Gold and the Dollar Congressman
Ron Paul
U.S. House of Representatives
June 5, 2002
Mr. Speaker, I have for several years come
to the House floor to express my concern for the value of
the dollar. It has been, and is, my concern that we in the
Congress have not met our responsibility in this regard. The
constitutional mandate for Congress should only permit silver
and gold to be used as legal tender and has been ignored for
decades and has caused much economic pain for many innocent
Americans. Instead of maintaining a sound dollar, Congress
has by both default and deliberate action promoted a policy
that systematically depreciates the dollar. The financial
markets are keenly aware of the minute-by-minute fluctuations
of all the fiat currencies and look to these swings in value
for an investment advantage. This type of anticipation and
speculation does not exist in a sound monetary system.
But Congress should be interested in the dollar fluctuation
not as an investment but because of our responsibility for
maintaining a sound and stable currency, a requirement for
sustained economic growth.
The consensus now is that the dollar is weakening and the
hope is that the drop in its value will be neither too much
nor occur too quickly; but no matter what the spin is, a depreciating
currency, one that is losing its value against goods, services,
other currencies and gold, cannot be beneficial and may well
be dangerous. A sharply dropping dollar, especially since
it is the reserve currency of the world, can play havoc with
the entire world economy.
Gold is history's oldest and most stable currency. Central
bankers and politicians hate gold because it restrains spending
and denies them the power to create money and credit out of
thin air. Those who promote big government, whether to wage
war and promote foreign expansionism or to finance the welfare
state here at home, cherish this power.
History and economic law are on the side of the gold. Paper
money always fails. Unfortunately, though, this occurs only
after many innocent people have suffered the consequences
of the fraud that paper money represents. Monetary inflation
is a hidden tax levied more on the poor and those on fixed
incomes than the wealthy, the bankers, or the corporations.
In the past 2 years, gold has been the strongest currency
throughout the world in spite of persistent central bank selling
designed to suppress the gold price in hopes of hiding the
evil caused by the inflationary policies that all central
bankers follow. This type of depreciation only works for short
periods; economic law always rules over the astounding power
and influence of central bankers.
That is what is starting to happen, and trust in the dollar
is being lost. The value of the dollar this year is down 18
percent compared to gold. This drop in value should not be
ignored by Congress. We should never have permitted this policy
that was deliberately designed to undermine the value of the
currency.
There are a lot of reasons the market is pushing down the
value of the dollar at this time. But only one is foremost.
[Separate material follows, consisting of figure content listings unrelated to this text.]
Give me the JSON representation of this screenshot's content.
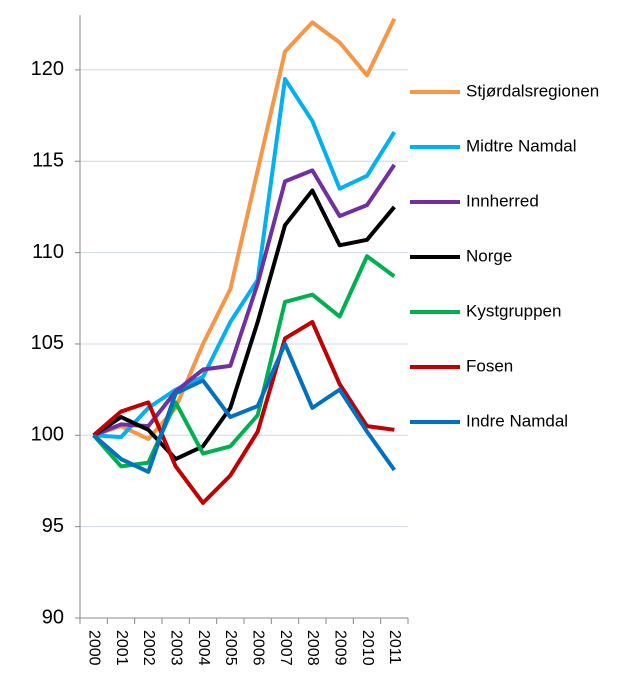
{
  "chart_data": {
    "type": "line",
    "categories": [
      "2000",
      "2001",
      "2002",
      "2003",
      "2004",
      "2005",
      "2006",
      "2007",
      "2008",
      "2009",
      "2010",
      "2011"
    ],
    "series": [
      {
        "name": "Stjørdalsregionen",
        "color": "#f79646",
        "values": [
          100,
          100.5,
          99.8,
          101.5,
          105,
          108,
          114.5,
          121,
          122.6,
          121.5,
          119.7,
          122.8
        ]
      },
      {
        "name": "Midtre Namdal",
        "color": "#00b0f0",
        "values": [
          100,
          99.9,
          101.5,
          102.5,
          103.2,
          106.2,
          108.5,
          119.5,
          117.2,
          113.5,
          114.2,
          116.6
        ]
      },
      {
        "name": "Innherred",
        "color": "#7030a0",
        "values": [
          100,
          100.6,
          100.5,
          102.4,
          103.6,
          103.8,
          108.3,
          113.9,
          114.5,
          112,
          112.6,
          114.8
        ]
      },
      {
        "name": "Norge",
        "color": "#000000",
        "values": [
          100,
          101,
          100.3,
          98.7,
          99.4,
          101.5,
          106.2,
          111.5,
          113.4,
          110.4,
          110.7,
          112.5
        ]
      },
      {
        "name": "Kystgruppen",
        "color": "#00b050",
        "values": [
          100,
          98.3,
          98.5,
          101.8,
          99,
          99.4,
          101.1,
          107.3,
          107.7,
          106.5,
          109.8,
          108.7
        ]
      },
      {
        "name": "Fosen",
        "color": "#c00000",
        "values": [
          100,
          101.3,
          101.8,
          98.3,
          96.3,
          97.8,
          100.2,
          105.3,
          106.2,
          102.8,
          100.5,
          100.3
        ]
      },
      {
        "name": "Indre Namdal",
        "color": "#0070c0",
        "values": [
          100,
          98.7,
          98,
          102.3,
          103,
          101,
          101.6,
          105,
          101.5,
          102.5,
          100.2,
          98.1
        ]
      }
    ],
    "ylim": [
      90,
      123
    ],
    "yticks": [
      90,
      95,
      100,
      105,
      110,
      115,
      120
    ],
    "grid": true,
    "legend": "right"
  }
}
Current world economic and political conditions lead to less
trust in the dollar's value. Economic strength here at home
is questionable and causes concerns. Our huge foreign debt
is more than $2 trillion, and our current account deficit
is now 4 percent of GDP and growing. Financing this debt requires
borrowing $1.3 billion per day from overseas. But these problems
are ancillary to the real reason that the dollar must go down
in value. For nearly 7 years the U.S. has had the privilege
of creating unlimited amounts of dollars with foreigners only
too eager to accept them to satisfy our ravenous appetite
for consumer items. The markets have yet to discount most
of this monetary inflation. But they are doing so now; and
for us to ignore what is happening, we do so at the Nation's
peril. Price inflation and much higher interest rates are
around the corner.
Misplaced confidence in a currency can lead money managers
and investors astray, but eventually the piper must be paid.
Last year's record interest rate drop by the Federal Reserve
was like pouring gasoline on a fire. Now the policy of the
past decade is being recognized as being weak for the dollar;
and trust and confidence in it is justifiably being questioned.
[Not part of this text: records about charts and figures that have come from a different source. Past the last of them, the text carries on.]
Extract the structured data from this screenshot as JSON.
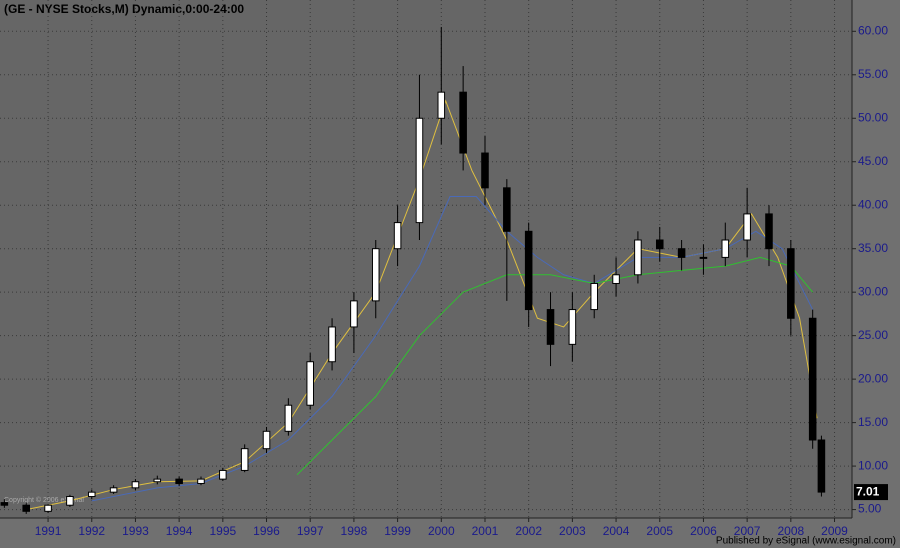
{
  "chart_data": {
    "type": "candlestick",
    "title": "(GE - NYSE Stocks,M) Dynamic,0:00-24:00",
    "copyright": "Copyright © 2006 eSignal",
    "footer": "Published by eSignal (www.esignal.com)",
    "x": [
      1990.5,
      1991.0,
      1991.5,
      1992.0,
      1992.5,
      1993.0,
      1993.5,
      1994.0,
      1994.5,
      1995.0,
      1995.5,
      1996.0,
      1996.5,
      1997.0,
      1997.5,
      1998.0,
      1998.5,
      1999.0,
      1999.5,
      2000.0,
      2000.5,
      2001.0,
      2001.5,
      2002.0,
      2002.5,
      2003.0,
      2003.5,
      2004.0,
      2004.5,
      2005.0,
      2005.5,
      2006.0,
      2006.5,
      2007.0,
      2007.5,
      2008.0,
      2008.5,
      2009.0,
      2009.2
    ],
    "open": [
      5.8,
      5.5,
      4.8,
      5.5,
      6.5,
      7.0,
      7.5,
      8.2,
      8.5,
      8.0,
      8.5,
      9.5,
      12,
      14,
      17,
      22,
      26,
      29,
      35,
      38,
      50,
      53,
      46,
      42,
      37,
      28,
      24,
      28,
      31,
      32,
      36,
      35,
      34,
      34,
      36,
      39,
      35,
      27,
      13
    ],
    "high": [
      6.2,
      5.8,
      5.6,
      6.7,
      7.3,
      7.8,
      8.5,
      8.9,
      8.8,
      8.8,
      9.8,
      12.5,
      14.5,
      17.8,
      23,
      27,
      30,
      36,
      40,
      55,
      60.5,
      56,
      48,
      43,
      38,
      30,
      30,
      32,
      34,
      37,
      37.5,
      36,
      35.5,
      38,
      42,
      40,
      36,
      28,
      13.5
    ],
    "low": [
      5.2,
      4.5,
      4.6,
      5.3,
      6.2,
      6.8,
      7.2,
      7.9,
      7.7,
      7.8,
      8.3,
      9.3,
      11.5,
      13.5,
      16.5,
      21,
      23,
      27,
      33,
      36,
      47,
      44,
      40,
      29,
      26,
      21.5,
      22,
      27,
      29.5,
      31,
      33.5,
      32.5,
      32,
      33,
      34,
      33,
      25,
      12,
      6.5
    ],
    "close": [
      5.5,
      4.8,
      5.5,
      6.5,
      7.0,
      7.5,
      8.2,
      8.5,
      8.0,
      8.5,
      9.5,
      12,
      14,
      17,
      22,
      26,
      29,
      35,
      38,
      50,
      53,
      46,
      42,
      37,
      28,
      24,
      28,
      31,
      32,
      36,
      35,
      34,
      34,
      36,
      39,
      35,
      27,
      13,
      7.01
    ],
    "series": [
      {
        "color": "#e0c040",
        "x": [
          1991.0,
          1992.0,
          1993.0,
          1994.0,
          1995.0,
          1996.0,
          1997.0,
          1998.0,
          1999.0,
          2000.0,
          2000.6,
          2001.2,
          2002.0,
          2002.7,
          2003.3,
          2004.0,
          2005.0,
          2006.0,
          2007.0,
          2007.6,
          2008.2,
          2008.7,
          2009.1
        ],
        "values": [
          5.0,
          6.0,
          7.3,
          8.2,
          8.3,
          10.5,
          15,
          23,
          30,
          43,
          52,
          44,
          36,
          27,
          26,
          30,
          35,
          34,
          35,
          39,
          34,
          27,
          15.5
        ]
      },
      {
        "color": "#4a6ab8",
        "x": [
          1992.5,
          1994.0,
          1995.0,
          1996.0,
          1997.0,
          1998.0,
          1999.0,
          2000.0,
          2000.7,
          2001.3,
          2002.0,
          2002.7,
          2003.3,
          2004.0,
          2005.0,
          2006.0,
          2007.0,
          2007.7,
          2008.3,
          2009.0
        ],
        "values": [
          6,
          7.5,
          8,
          10,
          13,
          18,
          25,
          33,
          41,
          41,
          37,
          34,
          32,
          31,
          34,
          34,
          35,
          37,
          35,
          28
        ]
      },
      {
        "color": "#30c030",
        "x": [
          1997.2,
          1998.0,
          1999.0,
          2000.0,
          2001.0,
          2002.0,
          2003.0,
          2004.0,
          2005.0,
          2006.0,
          2007.0,
          2007.8,
          2008.5,
          2009.0
        ],
        "values": [
          9,
          13,
          18,
          25,
          30,
          32,
          32,
          31,
          32,
          32.5,
          33,
          34,
          33,
          30
        ]
      }
    ],
    "xlim": [
      1990.4,
      2009.9
    ],
    "ylim": [
      4.03,
      63.6
    ],
    "xticks": [
      {
        "value": 1991.5,
        "label": "1991"
      },
      {
        "value": 1992.5,
        "label": "1992"
      },
      {
        "value": 1993.5,
        "label": "1993"
      },
      {
        "value": 1994.5,
        "label": "1994"
      },
      {
        "value": 1995.5,
        "label": "1995"
      },
      {
        "value": 1996.5,
        "label": "1996"
      },
      {
        "value": 1997.5,
        "label": "1997"
      },
      {
        "value": 1998.5,
        "label": "1998"
      },
      {
        "value": 1999.5,
        "label": "1999"
      },
      {
        "value": 2000.5,
        "label": "2000"
      },
      {
        "value": 2001.5,
        "label": "2001"
      },
      {
        "value": 2002.5,
        "label": "2002"
      },
      {
        "value": 2003.5,
        "label": "2003"
      },
      {
        "value": 2004.5,
        "label": "2004"
      },
      {
        "value": 2005.5,
        "label": "2005"
      },
      {
        "value": 2006.5,
        "label": "2006"
      },
      {
        "value": 2007.5,
        "label": "2007"
      },
      {
        "value": 2008.5,
        "label": "2008"
      },
      {
        "value": 2009.5,
        "label": "2009"
      }
    ],
    "yticks": [
      {
        "value": 5,
        "label": "5.00"
      },
      {
        "value": 10,
        "label": "10.00"
      },
      {
        "value": 15,
        "label": "15.00"
      },
      {
        "value": 20,
        "label": "20.00"
      },
      {
        "value": 25,
        "label": "25.00"
      },
      {
        "value": 30,
        "label": "30.00"
      },
      {
        "value": 35,
        "label": "35.00"
      },
      {
        "value": 40,
        "label": "40.00"
      },
      {
        "value": 45,
        "label": "45.00"
      },
      {
        "value": 50,
        "label": "50.00"
      },
      {
        "value": 55,
        "label": "55.00"
      },
      {
        "value": 60,
        "label": "60.00"
      }
    ],
    "grid": true
  }
}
Trust in paper is difficult to measure and anticipate, but
long-term value in gold is dependable and more reliably assessed.
Printing money and creating artificial credit may temporarily
lower interest rates, but it also causes the distortions of
malinvestment, overcapacity, excessive debt and speculation.
These conditions cause instability, and market forces eventually
overrule the intentions of the central bankers. That is when
the apparent benefits of the easy money disappear, such as
we dramatically have seen with the crash of the dot-coms and
the Enrons and many other stocks.
Now it is back to reality. This is serious business, and
the correction that must come to adjust for the Federal Reserve's
mischief of the past 30 years has only begun. Congress must
soon consider significant changes in our monetary system.
Congress must soon consider significant changes in our monetary
system if we hope to preserve a system of sound growth and
wealth preservation. Paper money managed by the Federal Reserve
System cannot accomplish this. In fact, it does the opposite.